К тому времени, о котором ведем мы наш рассказ, воспитанники его кто помер, кто подрос, и жил Демени себе тихо бобылем в выделенной ему крошечной избушке за полями, почти у самого леса; из уважения к бывшему учителю ее называли охотничьим домиком. В попытках как-то облагородить основательную бревенчатую избу, щедро утепленную паклей, новый жилец сразу же по приезде собственноручно приколотил на тесаную стену карту Франции и пару нравоучительных гравюр, изображавших некоторые сцены из жизни Иосифа Прекрасного, которые до сих пор желтели там, изрядно выцветшие и засиженные тараканами, над сундуком, в котором хранились под зимней одеждой поднесенные ему в разное время хозяевами и соседями дары, среди которых были в том числе: астролябия; древесный гриб, замечательно напоминавший Демени в профиль и потому обязанный быть ему преподнесенным; переписанные кем-то от руки ноты песенки в темпе andante amoroso, начинавшейся словами Plaisir d’aimer, folle chimere, combien tu nous rends malheureux![10 - «Блаженство любить – глупая химера, сколь несчастными ты делаешь нас!» (фр.)]; старый разрозненный набор дуэльных пистолетов (без молотка и пороховницы); склянка с каким-то неведомым гадом в спирту; череп бобра. В господском доме угла для Демени не нашлось, потому что дом тот, как вы уже знаете, был с гулькин нос, крохотный мезонин набит детьми и прислугой, а красавчика-француза, само собой разумеется, следовало держать от кухарок и нянек подалее, да и по положению он все же был им не товарищ, почище человечек, так что столовался он, пока учил, вместе с барами, и даже был допускаем к хозяйской табакерке.

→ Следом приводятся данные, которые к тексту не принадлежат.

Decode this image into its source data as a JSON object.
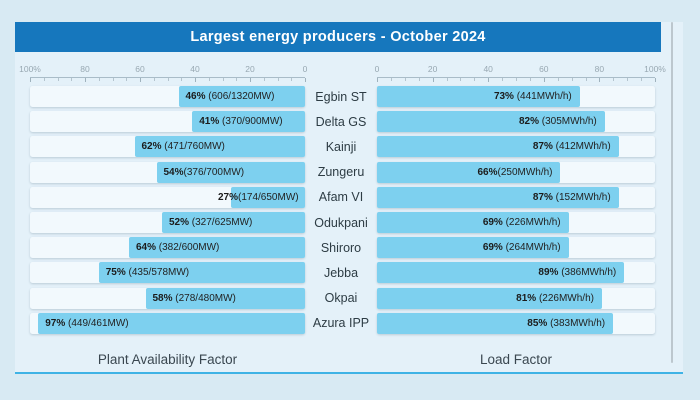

Норовлёв еще вначале от щедрот своих прислал было к нему пригожую сенную девку из числа не по чину многочисленной дворни, чтоб забирала белье стирать и оказывала прочие услуги (чтобы, значит, не позарился француз на остальных-то), но Демени, блюдя свой зарок и косясь с суеверным ужасом на гравюру с Потифаровой женой, отправил ее обратно. Девка побоялась, что ее прибьют, если выяснится, что она не услужила учителю как полагается, но в итоге они сговорились, что из всех услуг она ограничится стиркой и время от времени стряпней. В отношении прекрасного пола Жан-дурак превратился в кремень, и, посещая страдалиц с целью щупания запястий и прописывания настоек, держался скромнее некуда и позволял себе лишь две тщательно продуманных заране похвалы. Про барынь, осчастливленных выжившими отпрысками, он, качая головой, говорил с благоговением: «И такая преданная мать!»; барыни без детей проходили как «хозяйки от бога». Сам же он окончательно смирился со своей бобыльей судьбой и нашел опору в почете, который оказывали ему местные жители. Иной бы в его положении принялся искать себе новое хлебное местечко, но наш воздух уже возымел на Демени свое пагубное действие, и честолюбию он предпочел тишину и покой, причем даже сам не заметил, как оно эдак вышло. Нет-нет, да и посещали его печальные мысли о том, что так он и помрет на чужбине один-одинешенек, но тут уж, видно, ничего нельзя было поделать.
Ивана Яковлевича Дёмина, как он с годами стал называться, подкармливали и одаривали понемногу всем уездом. Имя его переиначили на русский несколько невпопад; Демени, не дослышав, вначале согласился, потом, разобравшись в наших именах-отчествах, постеснялся исправить добрых людей, а далее было уже поздно. Так он и жил – врачевал баб и мужиков тайком от Вирца, варил всяческие мази и притирания, перегонял спирт и изготавливал из местных растений лечебные снадобья собственного изобретения, да и просто придавал своим присутствием местному обществу известную утонченность, несмотря на то, что с годами он обрусел, полысел, раздобрел, полюбил квас и кислую капусту, и никто бы и не заподозрил в нем чужестранца, если бы не прекрасный, чистейший язык уроженца Блуа, на котором он время от времени заговаривал. Язык этот показался бы уже несколько старомодным для соотечественника, но обладал необоримым обаянием для нашего уха. Любит русский народ иностранцев, ничего не поделаешь! Все-то у них изысканно, все-то возвышенно, для всего-то изобретено у них красивое мудреное слово, чорт меня побери…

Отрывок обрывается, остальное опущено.